As we mentioned, we can use netsh.exe to configure BranchCache. When we use netsh.exe, necessary firewall rules will be automatically enabled. Any configuration set using netsh.exe, will be overwritten by Group Policy settings. We need to use elevated CMD when using netsh command to set BranchCache. Some of the common “netsh branchcache” command options are:

  • -reset – resets the current BranchCache configuration. It will stop and disable the service, reset registry values, delete any cache files. It also disables BranchCache firewall rules. We can use it if we don’t want to use BranchCache any more.
  • -show status – displays the current service mode being used, how it was configured, and the status of the service.
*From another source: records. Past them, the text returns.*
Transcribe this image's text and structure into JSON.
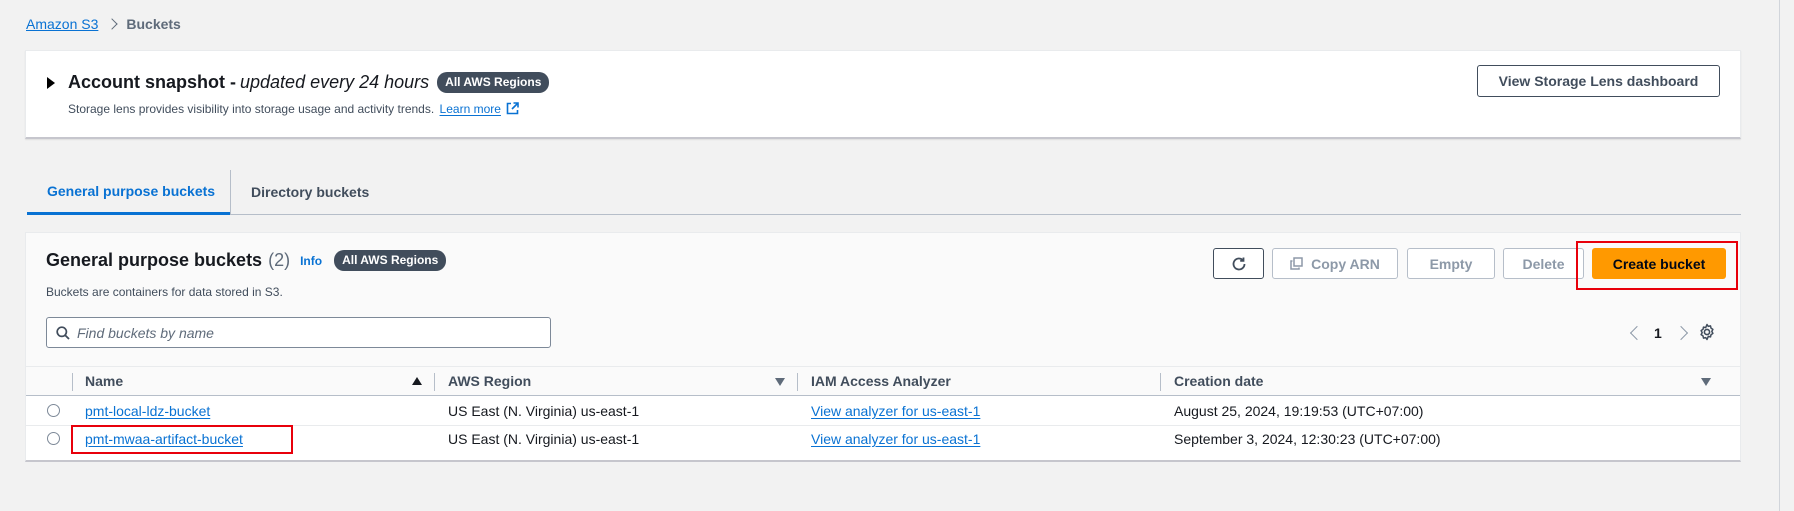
{
  "breadcrumb": {
    "root": "Amazon S3",
    "current": "Buckets"
  },
  "snapshot": {
    "title": "Account snapshot -",
    "subtitle": "updated every 24 hours",
    "badge": "All AWS Regions",
    "description": "Storage lens provides visibility into storage usage and activity trends.",
    "learn_more": "Learn more",
    "lens_button": "View Storage Lens dashboard"
  },
  "tabs": [
    {
      "label": "General purpose buckets",
      "active": true
    },
    {
      "label": "Directory buckets",
      "active": false
    }
  ],
  "buckets_panel": {
    "title": "General purpose buckets",
    "count": "(2)",
    "info": "Info",
    "badge": "All AWS Regions",
    "description": "Buckets are containers for data stored in S3.",
    "actions": {
      "copy_arn": "Copy ARN",
      "empty": "Empty",
      "delete": "Delete",
      "create": "Create bucket"
    },
    "search": {
      "placeholder": "Find buckets by name",
      "value": ""
    },
    "pager": {
      "page": "1"
    },
    "columns": [
      "Name",
      "AWS Region",
      "IAM Access Analyzer",
      "Creation date"
    ],
    "rows": [
      {
        "name": "pmt-local-ldz-bucket",
        "region": "US East (N. Virginia) us-east-1",
        "analyzer": "View analyzer for us-east-1",
        "created": "August 25, 2024, 19:19:53 (UTC+07:00)"
      },
      {
        "name": "pmt-mwaa-artifact-bucket",
        "region": "US East (N. Virginia) us-east-1",
        "analyzer": "View analyzer for us-east-1",
        "created": "September 3, 2024, 12:30:23 (UTC+07:00)"
      }
    ]
  },
  "colors": {
    "link": "#0972d3",
    "primary_button": "#ff9900",
    "highlight": "#e8000b",
    "badge": "#414d5c"
  }
}
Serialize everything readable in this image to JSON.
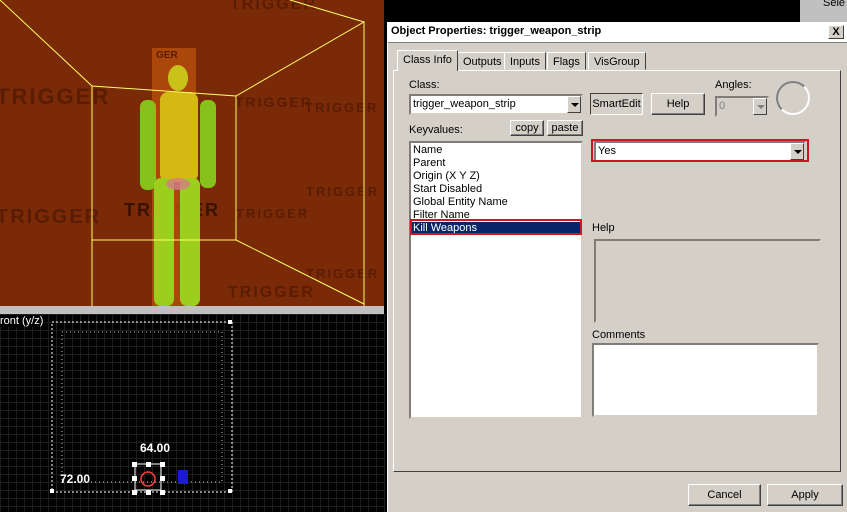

  • set service mode = {distributed | local | hostedclient | disabled } – sets the cache mode. If we set it to “distributed”,  it sets the client to use Distributed Cache mode, starts the BranchCache service, changes the startup type to manual, and sets firewall rules. If we set it to “local”, it sets the client to Local Cache mode. It doesn’t enable any firewall rules. In Local mode, client stores data from WAN in local cache, without sharing it with other clients on the network. This mode is only available trough netsh command. If we set it to “hostedclient” mode, we have to specify the location parameter with the IP address or the name of the server which hosts the cache. This command sets the client to use Hosted Cache mode, enables BranchCache service, and sets firewall rules. If we set it to “disabled”, it will disable BranchCache.
  • -set cachesize – allows us to set the size of the local cache as a percentage or in number of bytes.
  • -set localcache – allows us to set the location of the local cache on our computer.

Keep in mind that BranchCache service startup must be set to manual and not automatic. The service will automatically start itself any time it needs to access the BranchCache data.